La Procura di Milano ha avviato un’indagine per omicidio volontario plurimo aggravato da motivi abietti e crudeltà, dopo la presentazione di un esposto che riporta testimonianze e documenti su un presunto fenomeno avvenuto negli anni Novanta durante l’assedio di Sarajevo.
Al centro delle indagini c’è la figura dei cosiddetti “cecchini del weekend”: persone che, provenendo da diversi Paesi europei, avrebbero pagato per prendere parte a missioni di tiro contro la popolazione civile bosniaca.
L’esposto e i primi riscontri
L’esposto è stato presentato dallo scrittore Ezio Gavazzeni, che ha raccolto corrispondenze e dichiarazioni di ex agenti dei servizi di intelligence bosniaci. Secondo questo materiale, tra la fine del 1993 e l’inizio del 1994 sarebbero stati segnalati almeno cinque cittadini italiani coinvolti in queste spedizioni armate.
Le indagini, coordinate dal pubblico ministero Alessandro Gobbis con il supporto dei Carabinieri del Ros, prevedono l’acquisizione degli atti del Tribunale penale internazionale per l’ex Jugoslavia e l’audizione di testimoni. L’obiettivo è verificare la veridicità delle testimonianze e accertare eventuali responsabilità dirette.
I “turisti della guerra” a Sarajevo
Le prime tracce del fenomeno risalgono ai mesi più duri dell’assedio, quando alcune fonti di intelligence bosniaca avrebbero scoperto la presenza di stranieri che, sotto copertura di viaggi turistici o venatori, raggiungevano le postazioni serbo-bosniache per partecipare a operazioni di tiro contro la città.
Si parla di persone facoltose, appassionate di armi o vicine ad ambienti estremisti, che pagavano cifre consistenti per “vivere l’esperienza” della guerra. Secondo alcune testimonianze, i civili venivano trasformati in bersagli e il valore della “caccia” variava in base alla vittima: bambini, soldati, donne o anziani.
Il ruolo dei servizi segreti
Dalle ricostruzioni emerge che nel 1994 i servizi di sicurezza bosniaci avrebbero informato l’allora Sismi, il servizio segreto militare italiano, della partenza di gruppi di cittadini italiani dalla zona di Trieste diretti verso la Bosnia. Secondo una fonte, dopo alcune settimane i servizi italiani avrebbero bloccato i viaggi, interrompendo il cosiddetto “safari”.
Al momento non risultano documenti ufficiali italiani che confermino questa versione, ma la Procura di Milano ha chiesto di accedere agli archivi internazionali e di verificare eventuali riscontri nei rapporti dei servizi segreti dell’epoca.
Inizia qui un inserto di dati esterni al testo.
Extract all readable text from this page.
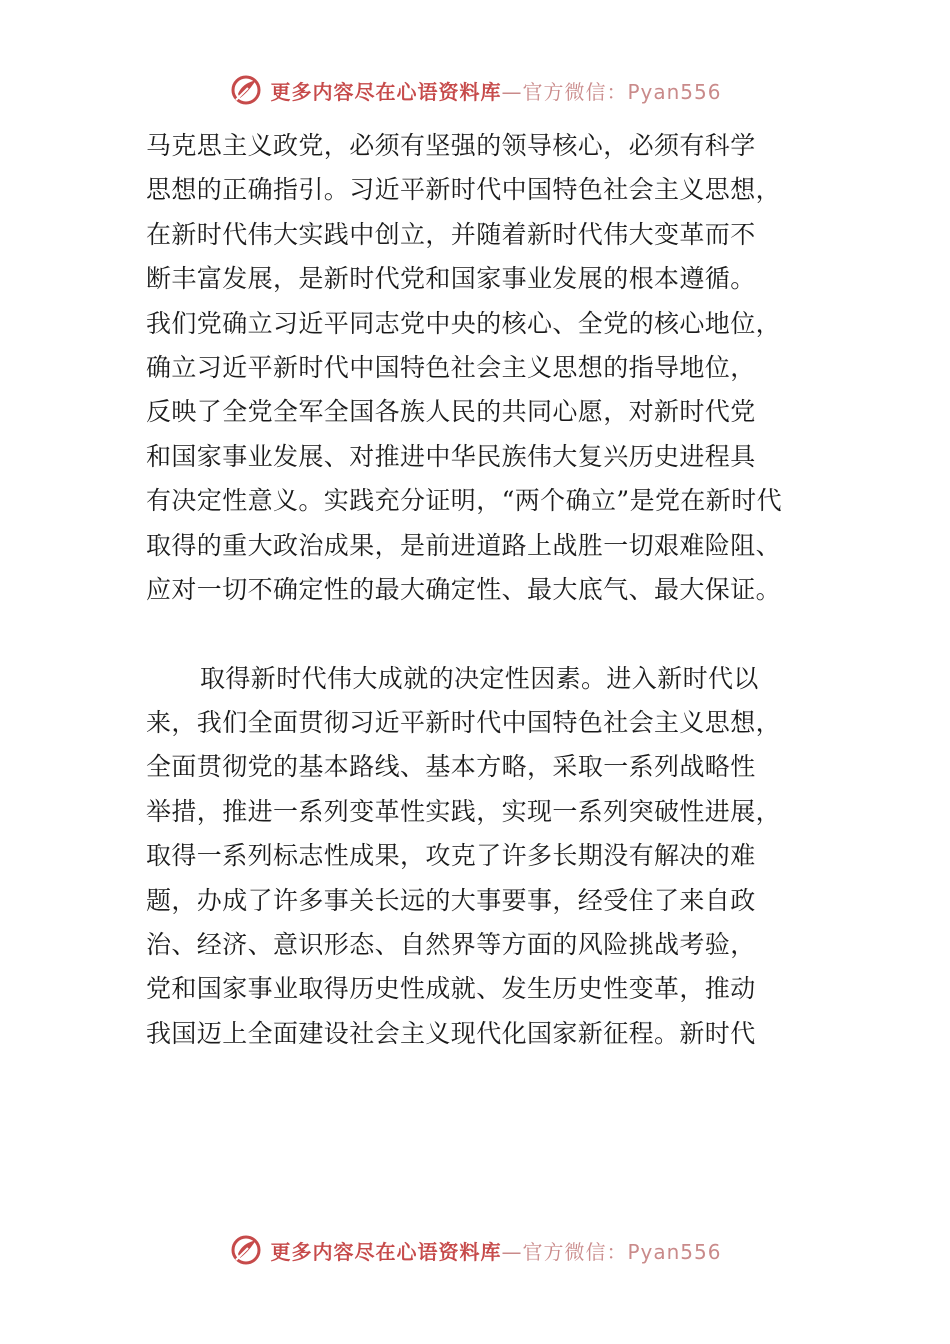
更多内容尽在心语资料库—官方微信：Pyan556
马克思主义政党，必须有坚强的领导核心，必须有科学
思想的正确指引。习近平新时代中国特色社会主义思想，
在新时代伟大实践中创立，并随着新时代伟大变革而不
断丰富发展，是新时代党和国家事业发展的根本遵循。
我们党确立习近平同志党中央的核心、全党的核心地位，
确立习近平新时代中国特色社会主义思想的指导地位，
反映了全党全军全国各族人民的共同心愿，对新时代党
和国家事业发展、对推进中华民族伟大复兴历史进程具
有决定性意义。实践充分证明，“两个确立”是党在新时代
取得的重大政治成果，是前进道路上战胜一切艰难险阻、
应对一切不确定性的最大确定性、最大底气、最大保证。
取得新时代伟大成就的决定性因素。进入新时代以
来，我们全面贯彻习近平新时代中国特色社会主义思想，
全面贯彻党的基本路线、基本方略，采取一系列战略性
举措，推进一系列变革性实践，实现一系列突破性进展，
取得一系列标志性成果，攻克了许多长期没有解决的难
题，办成了许多事关长远的大事要事，经受住了来自政
治、经济、意识形态、自然界等方面的风险挑战考验，
党和国家事业取得历史性成就、发生历史性变革，推动
我国迈上全面建设社会主义现代化国家新征程。新时代
更多内容尽在心语资料库—官方微信：Pyan556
Un’ombra lunga sulla memoria europea
L’assedio di Sarajevo, durato dal 1992 al 1996, è considerato uno degli episodi più tragici della guerra in Bosnia-Erzegovina. Oltre undicimila persone persero la vita, in gran parte civili, vittime dei bombardamenti e dei colpi di cecchini appostati sulle alture intorno alla città.
L’ipotesi che cittadini occidentali abbiano partecipato, anche per brevi periodi, a questa carneficina riapre un capitolo oscuro della memoria europea e pone interrogativi sul ruolo giocato da singoli individui al di fuori dei conflitti ufficiali.
Le prospettive dell’indagine
L’inchiesta milanese è ancora nelle sue fasi iniziali e, al momento, non ci sono indagati ufficiali. Gli inquirenti stanno vagliando il materiale raccolto, comprese testimonianze, documenti e filmati che descrivono il fenomeno dei “turisti del conflitto”.
Se confermate, le accuse configurerebbero uno dei casi più gravi di partecipazione privata a crimini di guerra da parte di cittadini europei. Per la magistratura italiana si tratta di un’indagine complessa, che unisce il dovere di accertare i fatti alla necessità di restituire verità storica a una delle ferite ancora aperte della guerra nei Balcani.